La figura frágil, tímida y delgada del Papa Benedicto XVI es la de un sacerdote sumergido en la cultura y la filosofía, de aspecto similar al de un sensible poeta y filosofo de los tiempos del romanticismo al que el perfume de las flores parece embriagar, que debió enfrentar ligeramente encorvado por las más duras aflicciones, reflexiones y los informes sobre las desgracias de sus seguidores de toda condición social y el peso de los años, como de la enfermedad, una de las tormentas más duras por la crisis en las filas del sacerdocio y la despiadada e hipócrita campaña de los enemigos de la Iglesia por desacreditarla. Hasta que resolvió renunciar en medio del estupor general y retirarse a meditar y orar.

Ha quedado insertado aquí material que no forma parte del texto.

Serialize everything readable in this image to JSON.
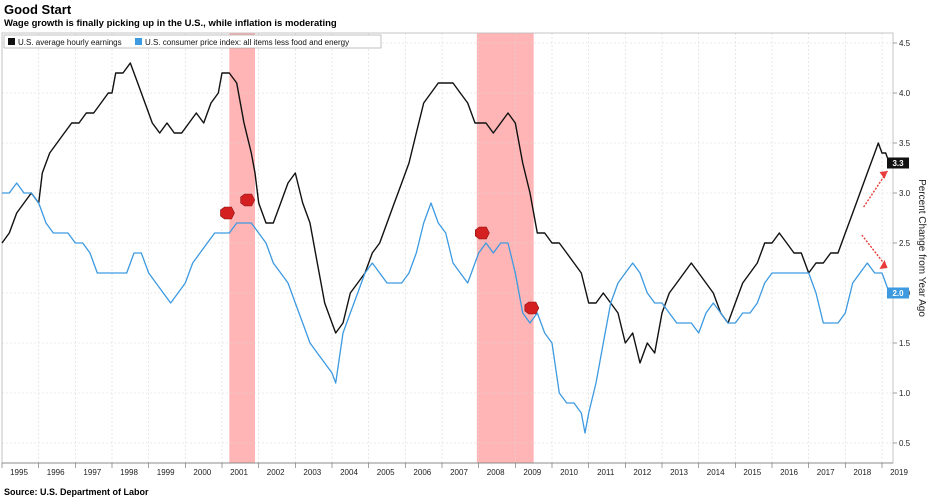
{
  "header": {
    "title": "Good Start",
    "subtitle": "Wage growth is finally picking up in the U.S., while inflation is moderating"
  },
  "source": "Source: U.S. Department of Labor",
  "colors": {
    "wages": "#111111",
    "cpi": "#3d9ae0",
    "recession": "#ff9c9c",
    "marker": "#d42020",
    "arrow": "#e83c3c",
    "grid": "#d8d8d8"
  },
  "chart_data": {
    "type": "line",
    "xlabel": "",
    "ylabel": "Percent Change from Year Ago",
    "ylim": [
      0.3,
      4.6
    ],
    "y_ticks": [
      "0.5",
      "1.0",
      "1.5",
      "2.0",
      "2.5",
      "3.0",
      "3.5",
      "4.0",
      "4.5"
    ],
    "x_ticks": [
      "1995",
      "1996",
      "1997",
      "1998",
      "1999",
      "2000",
      "2001",
      "2002",
      "2003",
      "2004",
      "2005",
      "2006",
      "2007",
      "2008",
      "2009",
      "2010",
      "2011",
      "2012",
      "2013",
      "2014",
      "2015",
      "2016",
      "2017",
      "2018",
      "2019"
    ],
    "xlim": [
      1995.0,
      2019.3
    ],
    "y_axis_position": "right",
    "grid": true,
    "legend_position": "top-left",
    "recessions": [
      [
        2001.2,
        2001.9
      ],
      [
        2007.95,
        2009.5
      ]
    ],
    "series": [
      {
        "name": "U.S. average hourly earnings",
        "last_value_label": "3.3",
        "points": [
          [
            1995.0,
            2.5
          ],
          [
            1995.2,
            2.6
          ],
          [
            1995.4,
            2.8
          ],
          [
            1995.6,
            2.9
          ],
          [
            1995.8,
            3.0
          ],
          [
            1996.0,
            2.9
          ],
          [
            1996.1,
            3.2
          ],
          [
            1996.3,
            3.4
          ],
          [
            1996.5,
            3.5
          ],
          [
            1996.7,
            3.6
          ],
          [
            1996.9,
            3.7
          ],
          [
            1997.1,
            3.7
          ],
          [
            1997.3,
            3.8
          ],
          [
            1997.5,
            3.8
          ],
          [
            1997.7,
            3.9
          ],
          [
            1997.9,
            4.0
          ],
          [
            1998.0,
            4.0
          ],
          [
            1998.1,
            4.2
          ],
          [
            1998.3,
            4.2
          ],
          [
            1998.5,
            4.3
          ],
          [
            1998.7,
            4.1
          ],
          [
            1998.9,
            3.9
          ],
          [
            1999.1,
            3.7
          ],
          [
            1999.3,
            3.6
          ],
          [
            1999.5,
            3.7
          ],
          [
            1999.7,
            3.6
          ],
          [
            1999.9,
            3.6
          ],
          [
            2000.1,
            3.7
          ],
          [
            2000.3,
            3.8
          ],
          [
            2000.5,
            3.7
          ],
          [
            2000.7,
            3.9
          ],
          [
            2000.9,
            4.0
          ],
          [
            2001.0,
            4.2
          ],
          [
            2001.2,
            4.2
          ],
          [
            2001.4,
            4.1
          ],
          [
            2001.6,
            3.7
          ],
          [
            2001.8,
            3.4
          ],
          [
            2001.9,
            3.2
          ],
          [
            2002.0,
            2.9
          ],
          [
            2002.2,
            2.7
          ],
          [
            2002.4,
            2.7
          ],
          [
            2002.6,
            2.9
          ],
          [
            2002.8,
            3.1
          ],
          [
            2003.0,
            3.2
          ],
          [
            2003.2,
            2.9
          ],
          [
            2003.4,
            2.7
          ],
          [
            2003.6,
            2.3
          ],
          [
            2003.8,
            1.9
          ],
          [
            2004.0,
            1.7
          ],
          [
            2004.1,
            1.6
          ],
          [
            2004.3,
            1.7
          ],
          [
            2004.5,
            2.0
          ],
          [
            2004.7,
            2.1
          ],
          [
            2004.9,
            2.2
          ],
          [
            2005.1,
            2.4
          ],
          [
            2005.3,
            2.5
          ],
          [
            2005.5,
            2.7
          ],
          [
            2005.7,
            2.9
          ],
          [
            2005.9,
            3.1
          ],
          [
            2006.1,
            3.3
          ],
          [
            2006.3,
            3.6
          ],
          [
            2006.5,
            3.9
          ],
          [
            2006.7,
            4.0
          ],
          [
            2006.9,
            4.1
          ],
          [
            2007.1,
            4.1
          ],
          [
            2007.3,
            4.1
          ],
          [
            2007.5,
            4.0
          ],
          [
            2007.7,
            3.9
          ],
          [
            2007.9,
            3.7
          ],
          [
            2008.0,
            3.7
          ],
          [
            2008.2,
            3.7
          ],
          [
            2008.4,
            3.6
          ],
          [
            2008.6,
            3.7
          ],
          [
            2008.8,
            3.8
          ],
          [
            2009.0,
            3.7
          ],
          [
            2009.2,
            3.3
          ],
          [
            2009.4,
            3.0
          ],
          [
            2009.6,
            2.6
          ],
          [
            2009.8,
            2.6
          ],
          [
            2010.0,
            2.5
          ],
          [
            2010.2,
            2.5
          ],
          [
            2010.4,
            2.4
          ],
          [
            2010.6,
            2.3
          ],
          [
            2010.8,
            2.2
          ],
          [
            2011.0,
            1.9
          ],
          [
            2011.2,
            1.9
          ],
          [
            2011.4,
            2.0
          ],
          [
            2011.6,
            1.9
          ],
          [
            2011.8,
            1.8
          ],
          [
            2012.0,
            1.5
          ],
          [
            2012.2,
            1.6
          ],
          [
            2012.4,
            1.3
          ],
          [
            2012.6,
            1.5
          ],
          [
            2012.8,
            1.4
          ],
          [
            2013.0,
            1.8
          ],
          [
            2013.2,
            2.0
          ],
          [
            2013.4,
            2.1
          ],
          [
            2013.6,
            2.2
          ],
          [
            2013.8,
            2.3
          ],
          [
            2014.0,
            2.2
          ],
          [
            2014.2,
            2.1
          ],
          [
            2014.4,
            2.0
          ],
          [
            2014.6,
            1.8
          ],
          [
            2014.8,
            1.7
          ],
          [
            2015.0,
            1.9
          ],
          [
            2015.2,
            2.1
          ],
          [
            2015.4,
            2.2
          ],
          [
            2015.6,
            2.3
          ],
          [
            2015.8,
            2.5
          ],
          [
            2016.0,
            2.5
          ],
          [
            2016.2,
            2.6
          ],
          [
            2016.4,
            2.5
          ],
          [
            2016.6,
            2.4
          ],
          [
            2016.8,
            2.4
          ],
          [
            2017.0,
            2.2
          ],
          [
            2017.2,
            2.3
          ],
          [
            2017.4,
            2.3
          ],
          [
            2017.6,
            2.4
          ],
          [
            2017.8,
            2.4
          ],
          [
            2018.0,
            2.6
          ],
          [
            2018.2,
            2.8
          ],
          [
            2018.4,
            3.0
          ],
          [
            2018.6,
            3.2
          ],
          [
            2018.8,
            3.4
          ],
          [
            2018.9,
            3.5
          ],
          [
            2019.0,
            3.4
          ],
          [
            2019.1,
            3.4
          ],
          [
            2019.2,
            3.3
          ]
        ]
      },
      {
        "name": "U.S. consumer price index: all items less food and energy",
        "last_value_label": "2.0",
        "points": [
          [
            1995.0,
            3.0
          ],
          [
            1995.2,
            3.0
          ],
          [
            1995.4,
            3.1
          ],
          [
            1995.6,
            3.0
          ],
          [
            1995.8,
            3.0
          ],
          [
            1996.0,
            2.9
          ],
          [
            1996.2,
            2.7
          ],
          [
            1996.4,
            2.6
          ],
          [
            1996.6,
            2.6
          ],
          [
            1996.8,
            2.6
          ],
          [
            1997.0,
            2.5
          ],
          [
            1997.2,
            2.5
          ],
          [
            1997.4,
            2.4
          ],
          [
            1997.6,
            2.2
          ],
          [
            1997.8,
            2.2
          ],
          [
            1998.0,
            2.2
          ],
          [
            1998.2,
            2.2
          ],
          [
            1998.4,
            2.2
          ],
          [
            1998.6,
            2.4
          ],
          [
            1998.8,
            2.4
          ],
          [
            1999.0,
            2.2
          ],
          [
            1999.2,
            2.1
          ],
          [
            1999.4,
            2.0
          ],
          [
            1999.6,
            1.9
          ],
          [
            1999.8,
            2.0
          ],
          [
            2000.0,
            2.1
          ],
          [
            2000.2,
            2.3
          ],
          [
            2000.4,
            2.4
          ],
          [
            2000.6,
            2.5
          ],
          [
            2000.8,
            2.6
          ],
          [
            2001.0,
            2.6
          ],
          [
            2001.2,
            2.6
          ],
          [
            2001.4,
            2.7
          ],
          [
            2001.6,
            2.7
          ],
          [
            2001.8,
            2.7
          ],
          [
            2002.0,
            2.6
          ],
          [
            2002.2,
            2.5
          ],
          [
            2002.4,
            2.3
          ],
          [
            2002.6,
            2.2
          ],
          [
            2002.8,
            2.1
          ],
          [
            2003.0,
            1.9
          ],
          [
            2003.2,
            1.7
          ],
          [
            2003.4,
            1.5
          ],
          [
            2003.6,
            1.4
          ],
          [
            2003.8,
            1.3
          ],
          [
            2004.0,
            1.2
          ],
          [
            2004.1,
            1.1
          ],
          [
            2004.3,
            1.6
          ],
          [
            2004.5,
            1.8
          ],
          [
            2004.7,
            2.0
          ],
          [
            2004.9,
            2.2
          ],
          [
            2005.1,
            2.3
          ],
          [
            2005.3,
            2.2
          ],
          [
            2005.5,
            2.1
          ],
          [
            2005.7,
            2.1
          ],
          [
            2005.9,
            2.1
          ],
          [
            2006.1,
            2.2
          ],
          [
            2006.3,
            2.4
          ],
          [
            2006.5,
            2.7
          ],
          [
            2006.7,
            2.9
          ],
          [
            2006.9,
            2.7
          ],
          [
            2007.1,
            2.6
          ],
          [
            2007.3,
            2.3
          ],
          [
            2007.5,
            2.2
          ],
          [
            2007.7,
            2.1
          ],
          [
            2007.9,
            2.3
          ],
          [
            2008.0,
            2.4
          ],
          [
            2008.2,
            2.5
          ],
          [
            2008.4,
            2.4
          ],
          [
            2008.6,
            2.5
          ],
          [
            2008.8,
            2.5
          ],
          [
            2009.0,
            2.2
          ],
          [
            2009.2,
            1.8
          ],
          [
            2009.4,
            1.7
          ],
          [
            2009.6,
            1.8
          ],
          [
            2009.8,
            1.6
          ],
          [
            2010.0,
            1.5
          ],
          [
            2010.2,
            1.0
          ],
          [
            2010.4,
            0.9
          ],
          [
            2010.6,
            0.9
          ],
          [
            2010.8,
            0.8
          ],
          [
            2010.9,
            0.6
          ],
          [
            2011.0,
            0.8
          ],
          [
            2011.2,
            1.1
          ],
          [
            2011.4,
            1.5
          ],
          [
            2011.6,
            1.9
          ],
          [
            2011.8,
            2.1
          ],
          [
            2012.0,
            2.2
          ],
          [
            2012.2,
            2.3
          ],
          [
            2012.4,
            2.2
          ],
          [
            2012.6,
            2.0
          ],
          [
            2012.8,
            1.9
          ],
          [
            2013.0,
            1.9
          ],
          [
            2013.2,
            1.8
          ],
          [
            2013.4,
            1.7
          ],
          [
            2013.6,
            1.7
          ],
          [
            2013.8,
            1.7
          ],
          [
            2014.0,
            1.6
          ],
          [
            2014.2,
            1.8
          ],
          [
            2014.4,
            1.9
          ],
          [
            2014.6,
            1.8
          ],
          [
            2014.8,
            1.7
          ],
          [
            2015.0,
            1.7
          ],
          [
            2015.2,
            1.8
          ],
          [
            2015.4,
            1.8
          ],
          [
            2015.6,
            1.9
          ],
          [
            2015.8,
            2.1
          ],
          [
            2016.0,
            2.2
          ],
          [
            2016.2,
            2.2
          ],
          [
            2016.4,
            2.2
          ],
          [
            2016.6,
            2.2
          ],
          [
            2016.8,
            2.2
          ],
          [
            2017.0,
            2.2
          ],
          [
            2017.2,
            2.0
          ],
          [
            2017.4,
            1.7
          ],
          [
            2017.6,
            1.7
          ],
          [
            2017.8,
            1.7
          ],
          [
            2018.0,
            1.8
          ],
          [
            2018.2,
            2.1
          ],
          [
            2018.4,
            2.2
          ],
          [
            2018.6,
            2.3
          ],
          [
            2018.8,
            2.2
          ],
          [
            2019.0,
            2.2
          ],
          [
            2019.1,
            2.1
          ],
          [
            2019.2,
            2.0
          ]
        ]
      }
    ]
  }
}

Lo sucede el Papa Francisco, el Papa hispanoamericano, que comparado con su antecesor es un torbellino de energía, contrario al protocolo, abierto de corazón, sensible por naturaleza, formado en las grandes meditaciones de los Jesuitas, en su férrea disciplina, en el voto de pobreza, en el compromiso con los desamparados, empeñado en hacer del Evangelio un mensaje actual y de redención, según los cánones morales de los cristianos primigenios. Un volcán de sentimientos y sensibilidad social, que sigue la línea de su antecesor con voz fuerte y pasión. El Papa Francisco se identifica con los anhelos y las esperanzar por un mundo mejor para las gentes de toda condición que lo reciben con respeto y afecto en Brasil. El Papa Francisco insiste en mostrar el desquicio de la economía mundial, que por la codicia sin límites en la jungla internacional de los negocios, pone en riesgo a la sociedad por la crisis y el desempleo. El Papa convoca a la gran empresa de la esperanza a los jóvenes: “Vayan más allá de las fronteras de lo humanamente posible, y creen un mundo de hermanos y hermanas”. Se trata de la revolución de la solidaridad cristiana.